Published online by Cambridge University Press: 30 March 2010
One of the most remarkable peculiarities of refractory carbides and nitrides is their ability to have a considerable and varying concentration of vacancies in metal and nonmetal sublattices: see the monographs by Toth (1971), Samsonov and Vinitsky (1976) and Kosolapova (1986). Many properties of these phases are very sensitive to vacancy concentration. For example, vacancy ordered M5C5 and M8C7 phases can easily be formed, vacancy ‘clusterisation’ is rather typical in carbides and nitrides. The formation of defects is often accompanied by local crystal lattice distortions, see Venables, Kahn and Lye (1968), de Novion, Lorenzelli and Costa (1966), Onozuka (1978, 1982), Landesman, Christensen and de Novion (1985), Gusev and Rempel (1984, 1989) and Metzger, Peisl and Kaufmann (1983). Apart from structural parameters, many other properties of refractory phases – mechanical, magnetic, superconducting, catalytic, etc. (see Toth (1971), Samsonov and Vinitsky (1976), Metzger et al (1983)) – change considerably in the homogeneity region.
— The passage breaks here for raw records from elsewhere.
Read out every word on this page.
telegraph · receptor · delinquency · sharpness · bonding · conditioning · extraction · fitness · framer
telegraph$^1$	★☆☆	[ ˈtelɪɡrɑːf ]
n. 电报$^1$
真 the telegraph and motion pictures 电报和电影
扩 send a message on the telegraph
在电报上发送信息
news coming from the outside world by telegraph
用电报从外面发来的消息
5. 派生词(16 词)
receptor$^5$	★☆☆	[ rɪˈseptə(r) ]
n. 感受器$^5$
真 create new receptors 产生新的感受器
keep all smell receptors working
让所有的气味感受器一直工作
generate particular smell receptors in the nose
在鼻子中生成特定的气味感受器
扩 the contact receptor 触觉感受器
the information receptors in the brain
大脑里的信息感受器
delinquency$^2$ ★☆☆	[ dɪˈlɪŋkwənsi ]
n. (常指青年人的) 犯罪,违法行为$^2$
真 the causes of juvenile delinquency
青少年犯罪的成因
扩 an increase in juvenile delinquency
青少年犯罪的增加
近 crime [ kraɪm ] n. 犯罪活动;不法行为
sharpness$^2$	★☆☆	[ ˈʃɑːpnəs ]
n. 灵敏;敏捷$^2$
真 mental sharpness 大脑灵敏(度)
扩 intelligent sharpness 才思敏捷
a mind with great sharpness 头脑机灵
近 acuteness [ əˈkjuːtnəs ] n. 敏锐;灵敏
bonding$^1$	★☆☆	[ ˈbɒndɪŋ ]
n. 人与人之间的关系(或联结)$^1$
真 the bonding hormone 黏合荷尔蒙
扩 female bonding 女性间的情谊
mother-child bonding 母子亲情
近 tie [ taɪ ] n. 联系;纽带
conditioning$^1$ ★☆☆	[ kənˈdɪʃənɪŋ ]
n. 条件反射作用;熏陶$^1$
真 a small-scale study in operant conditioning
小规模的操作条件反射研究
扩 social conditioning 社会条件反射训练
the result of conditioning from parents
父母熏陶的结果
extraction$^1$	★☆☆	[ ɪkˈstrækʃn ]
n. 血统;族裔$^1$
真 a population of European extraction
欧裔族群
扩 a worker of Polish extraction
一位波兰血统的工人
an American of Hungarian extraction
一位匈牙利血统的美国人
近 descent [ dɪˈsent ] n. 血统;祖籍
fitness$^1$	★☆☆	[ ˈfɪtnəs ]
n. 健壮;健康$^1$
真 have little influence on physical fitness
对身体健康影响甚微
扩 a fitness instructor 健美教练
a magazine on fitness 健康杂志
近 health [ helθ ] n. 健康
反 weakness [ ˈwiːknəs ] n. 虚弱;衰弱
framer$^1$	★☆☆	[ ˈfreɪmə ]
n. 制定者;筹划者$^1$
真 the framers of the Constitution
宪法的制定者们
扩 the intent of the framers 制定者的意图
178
Such unusual behaviour gives an incentive to active study of the influence of vacancies on the properties of carbides and nitrides using both the experimental and theoretical methods of solid-state physics and chemistry. So far, a large number of studies on the electronic states of nonstoichiometric compounds have been made using X-ray emission, electron, optical spectroscopy and other methods. The results of these have been discussed in several review papers: Zhurakovsky (1976), Meizel, Leonhard and Sargan (1981), Ivanovsky, Gubanov, Kurmaev and Shveikin (1983). These experimental results provide a reliable basis for testing the theoretical models proposed for vacancy-containing phases.